A building tension between President Donald Trump and Whitmer may be behind a lack of supplies flowing into Michigan.
MICHIGAN — Mounting tension with the White House has meant shipments of essential medical supplies have been delayed getting to Michigan in the midst of a crisis that has now killed almost 100 residents, according to Gov. Gretchen Whitmer.

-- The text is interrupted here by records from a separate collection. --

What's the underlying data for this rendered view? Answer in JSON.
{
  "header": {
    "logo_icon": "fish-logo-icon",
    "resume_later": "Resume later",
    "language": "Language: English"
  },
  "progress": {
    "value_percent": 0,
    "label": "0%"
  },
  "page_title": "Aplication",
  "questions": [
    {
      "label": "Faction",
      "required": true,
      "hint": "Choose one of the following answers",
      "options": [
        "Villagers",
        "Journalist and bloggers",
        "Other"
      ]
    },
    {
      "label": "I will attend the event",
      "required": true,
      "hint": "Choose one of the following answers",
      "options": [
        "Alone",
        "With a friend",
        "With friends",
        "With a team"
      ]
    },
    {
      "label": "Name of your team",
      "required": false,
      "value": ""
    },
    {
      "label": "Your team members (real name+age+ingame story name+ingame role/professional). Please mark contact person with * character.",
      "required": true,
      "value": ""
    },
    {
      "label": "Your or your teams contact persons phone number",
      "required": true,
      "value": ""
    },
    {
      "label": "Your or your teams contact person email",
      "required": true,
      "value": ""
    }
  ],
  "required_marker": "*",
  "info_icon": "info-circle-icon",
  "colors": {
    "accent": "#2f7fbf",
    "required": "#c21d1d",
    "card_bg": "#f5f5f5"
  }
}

“When the federal government told us that we needed to go it ourselves, we started procuring every item we could get our hands-on,” Whitmer said Friday on WWJ 950AM. “What I’ve gotten back is that vendors with whom we had contracts are now being told not to send stuff here to Michigan. It’s really concerning.”
Whitmer alluded to her recent escalations with President Donald Trump. Just this week he publicly blasted her on FOX TV, calling her a “young” and “woman governor,” refusing to use her name. During a Friday evening press conference, Trump then said he instructed Vice President Mike Pence, “don’t call the woman in Michigan.”

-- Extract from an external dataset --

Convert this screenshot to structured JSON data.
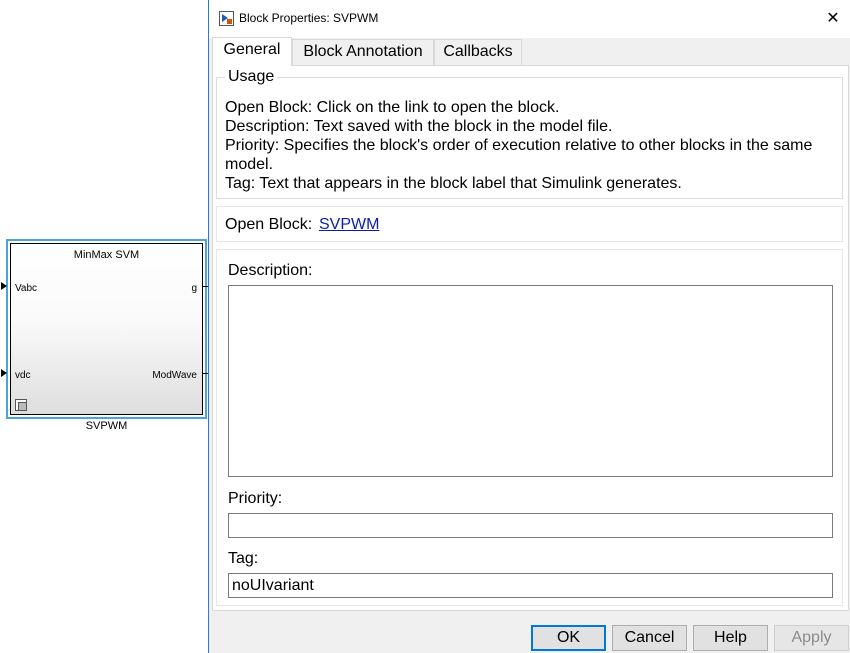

“We’ve entered into a number of contracts and as we are getting closer to the date when shipments are supposed to come in, they’re getting canceled or they’re getting delayed,” Whitmer said in a CNN interview on Friday. “We’ve been told they’re going first to the federal government.”
Whitmer told WWJ that she reached out to the White House on Thursday night, asking “for a phone call with the president.”
Trump on Thursday had bashed Whitmer’s handling of the coronavirus crisis.
“Your governor of Michigan, I mean, she’s not stepping up,” Trump said, who referred to Whitmer as “a woman governor” and not by her name. “I don’t know if she knows what’s going on, but all she does is sit there and blame the federal government. She doesn’t get it done. And we send her a lot.”
“If they don’t treat you right, I don’t call,” Trump said of Whitmer. “(Pence) is a different type of person. He’ll call quietly anyway.”
Crain’s Detroit reported that on Monday, Whitmer said one unnamed hospital received a shipment last weekend from the federal government of 747 N95 protective masks, 204 gowns, 40,467 gloves and 64 face shields.
“With the exception of the gloves, that allotment of PPE didn’t cover one shift,” Whitmer said Thursday.
Crain’s reported that the state needs 400,000 N95 protective medical masks each day for the next several weeks to keep up with demand.